The origins of Holmston Primary School can be traced back to the early nineteenth century when Captain John Smith ,a mariner and native of Ayr, bequeathed the sum of £2,000 to found a school for educating the children of the poor, where the master’s salary should be provided by interest earned on the money invested and where paupers’ children might be educated free.
The will of the donor was realised in 1825 in Smith’s Institution, situated in Smith Street, which apparently received its name from the town’s benefactor. In 1867 the Kyle Union Board (Kyle Union being a euphemism for Poorhouse) refused to provide a site for a new school and it was therefore determined to enlarge the old school; the pupils, during the building operations, were divided between the Poorhouse and Loudon Hall.

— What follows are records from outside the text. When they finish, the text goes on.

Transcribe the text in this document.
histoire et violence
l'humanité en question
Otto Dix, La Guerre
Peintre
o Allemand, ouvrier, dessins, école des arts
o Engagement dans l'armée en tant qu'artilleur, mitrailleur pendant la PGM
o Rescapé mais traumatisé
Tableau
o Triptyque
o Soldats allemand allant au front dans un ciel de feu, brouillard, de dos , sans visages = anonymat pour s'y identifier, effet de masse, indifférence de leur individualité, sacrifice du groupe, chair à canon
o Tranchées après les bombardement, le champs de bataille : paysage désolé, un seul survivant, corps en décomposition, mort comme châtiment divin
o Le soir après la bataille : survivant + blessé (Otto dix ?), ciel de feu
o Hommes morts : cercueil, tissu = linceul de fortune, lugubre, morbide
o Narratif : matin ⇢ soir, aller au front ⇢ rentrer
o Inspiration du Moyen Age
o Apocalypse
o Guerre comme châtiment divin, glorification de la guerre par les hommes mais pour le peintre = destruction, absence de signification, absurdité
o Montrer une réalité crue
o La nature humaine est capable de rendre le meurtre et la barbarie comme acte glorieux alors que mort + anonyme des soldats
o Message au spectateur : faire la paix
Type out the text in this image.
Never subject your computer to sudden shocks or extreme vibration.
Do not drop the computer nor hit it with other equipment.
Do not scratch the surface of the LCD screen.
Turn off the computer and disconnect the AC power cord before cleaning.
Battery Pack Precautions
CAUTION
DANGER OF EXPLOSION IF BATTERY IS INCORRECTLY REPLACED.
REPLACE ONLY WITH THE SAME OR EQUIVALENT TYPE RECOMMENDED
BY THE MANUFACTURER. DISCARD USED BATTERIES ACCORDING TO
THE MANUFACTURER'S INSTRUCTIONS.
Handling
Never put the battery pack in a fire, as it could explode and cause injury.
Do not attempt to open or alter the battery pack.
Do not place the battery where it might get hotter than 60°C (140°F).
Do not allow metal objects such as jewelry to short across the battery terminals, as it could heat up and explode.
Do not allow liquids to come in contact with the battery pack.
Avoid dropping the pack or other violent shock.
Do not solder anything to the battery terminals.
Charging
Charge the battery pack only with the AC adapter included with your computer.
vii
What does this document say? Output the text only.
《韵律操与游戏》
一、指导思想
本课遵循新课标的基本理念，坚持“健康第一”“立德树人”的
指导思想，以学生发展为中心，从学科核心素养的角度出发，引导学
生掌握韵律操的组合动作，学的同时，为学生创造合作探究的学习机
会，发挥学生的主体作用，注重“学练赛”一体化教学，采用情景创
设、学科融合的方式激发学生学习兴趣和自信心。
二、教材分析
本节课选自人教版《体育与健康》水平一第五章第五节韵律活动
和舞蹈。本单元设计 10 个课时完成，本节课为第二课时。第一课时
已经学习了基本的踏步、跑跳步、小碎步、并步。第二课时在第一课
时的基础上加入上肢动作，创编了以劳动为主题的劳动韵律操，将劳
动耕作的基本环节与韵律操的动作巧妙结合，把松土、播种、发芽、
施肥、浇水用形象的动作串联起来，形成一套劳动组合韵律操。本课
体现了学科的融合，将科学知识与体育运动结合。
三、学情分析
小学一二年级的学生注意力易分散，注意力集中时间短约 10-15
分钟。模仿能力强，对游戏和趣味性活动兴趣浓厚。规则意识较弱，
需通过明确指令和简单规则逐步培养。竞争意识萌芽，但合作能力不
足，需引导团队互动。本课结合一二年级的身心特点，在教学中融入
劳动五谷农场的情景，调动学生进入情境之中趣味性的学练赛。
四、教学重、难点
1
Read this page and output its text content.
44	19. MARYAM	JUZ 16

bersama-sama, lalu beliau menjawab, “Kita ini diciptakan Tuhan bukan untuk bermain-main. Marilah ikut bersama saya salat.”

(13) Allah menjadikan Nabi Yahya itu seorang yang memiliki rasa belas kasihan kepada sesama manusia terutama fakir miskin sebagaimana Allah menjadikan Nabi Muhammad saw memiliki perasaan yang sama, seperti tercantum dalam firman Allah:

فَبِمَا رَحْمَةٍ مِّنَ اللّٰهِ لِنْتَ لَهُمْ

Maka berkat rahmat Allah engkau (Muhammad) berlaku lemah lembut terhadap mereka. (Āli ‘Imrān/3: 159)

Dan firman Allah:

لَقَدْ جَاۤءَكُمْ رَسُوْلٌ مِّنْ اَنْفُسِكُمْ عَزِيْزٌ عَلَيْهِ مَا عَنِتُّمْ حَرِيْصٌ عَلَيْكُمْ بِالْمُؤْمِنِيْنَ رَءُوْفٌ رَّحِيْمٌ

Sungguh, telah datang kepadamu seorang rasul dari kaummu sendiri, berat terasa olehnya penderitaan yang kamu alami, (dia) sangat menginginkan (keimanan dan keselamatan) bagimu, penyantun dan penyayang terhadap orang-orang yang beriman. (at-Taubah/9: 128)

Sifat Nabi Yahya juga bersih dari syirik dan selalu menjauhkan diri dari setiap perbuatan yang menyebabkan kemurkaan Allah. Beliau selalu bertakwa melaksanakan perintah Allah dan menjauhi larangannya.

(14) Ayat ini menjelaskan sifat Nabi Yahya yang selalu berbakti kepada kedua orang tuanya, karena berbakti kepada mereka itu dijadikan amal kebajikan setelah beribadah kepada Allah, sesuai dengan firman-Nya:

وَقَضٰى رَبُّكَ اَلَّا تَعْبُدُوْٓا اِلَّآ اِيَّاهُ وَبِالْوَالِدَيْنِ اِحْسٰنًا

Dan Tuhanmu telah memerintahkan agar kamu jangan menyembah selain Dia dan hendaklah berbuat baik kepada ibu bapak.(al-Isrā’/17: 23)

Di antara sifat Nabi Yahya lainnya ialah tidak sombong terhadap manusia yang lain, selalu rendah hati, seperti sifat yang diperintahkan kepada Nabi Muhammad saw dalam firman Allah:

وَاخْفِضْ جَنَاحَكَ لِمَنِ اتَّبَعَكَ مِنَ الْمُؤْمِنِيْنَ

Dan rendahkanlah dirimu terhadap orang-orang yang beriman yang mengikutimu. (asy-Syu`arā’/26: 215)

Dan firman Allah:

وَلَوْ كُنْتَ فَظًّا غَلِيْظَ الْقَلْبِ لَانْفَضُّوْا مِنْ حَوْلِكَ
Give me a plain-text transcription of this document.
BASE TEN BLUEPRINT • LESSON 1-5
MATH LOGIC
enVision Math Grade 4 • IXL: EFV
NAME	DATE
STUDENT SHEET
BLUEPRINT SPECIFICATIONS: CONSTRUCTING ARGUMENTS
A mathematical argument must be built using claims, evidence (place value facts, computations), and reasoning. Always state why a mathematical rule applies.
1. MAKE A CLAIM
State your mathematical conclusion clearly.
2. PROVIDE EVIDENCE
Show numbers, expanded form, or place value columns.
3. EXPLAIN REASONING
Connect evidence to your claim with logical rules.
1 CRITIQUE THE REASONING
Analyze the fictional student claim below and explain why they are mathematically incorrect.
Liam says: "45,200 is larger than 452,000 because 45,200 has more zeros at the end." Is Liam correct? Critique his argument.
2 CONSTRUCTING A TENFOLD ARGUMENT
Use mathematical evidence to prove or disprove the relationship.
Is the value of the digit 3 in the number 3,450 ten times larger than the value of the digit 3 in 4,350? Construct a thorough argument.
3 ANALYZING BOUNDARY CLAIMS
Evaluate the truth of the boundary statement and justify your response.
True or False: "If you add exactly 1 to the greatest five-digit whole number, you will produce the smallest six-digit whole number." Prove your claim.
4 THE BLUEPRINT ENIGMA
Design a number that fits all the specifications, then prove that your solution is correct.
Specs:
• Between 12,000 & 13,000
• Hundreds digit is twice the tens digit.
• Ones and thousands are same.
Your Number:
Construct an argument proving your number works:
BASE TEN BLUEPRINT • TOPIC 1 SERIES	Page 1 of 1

The school continued to be in Smith Street until 1883 in a building used by the Skin, Hide, Fats and Wool Co. The next year it was transferred to its present site in Holmston Road, and in 1930 its name was changed to Holmston Public School.
The Holmston Scroll
The bequest of John Smith would do little to maintain a school today, and the school has long ceased to serve the poor to any greater extent than the other schools in the town. It is good however that the original benefactor will not be forgotten – the name is commemorated in the school’s Charter for its Coat of Arms granted on the 27th April 1950. Still clearly visible, inscribed in Ballochmyle red freestone on the front of the school facing Holmston Road, are the words Smith’s Institution. Time and man permitting, John Smith may well be remembered well into the twenty first century.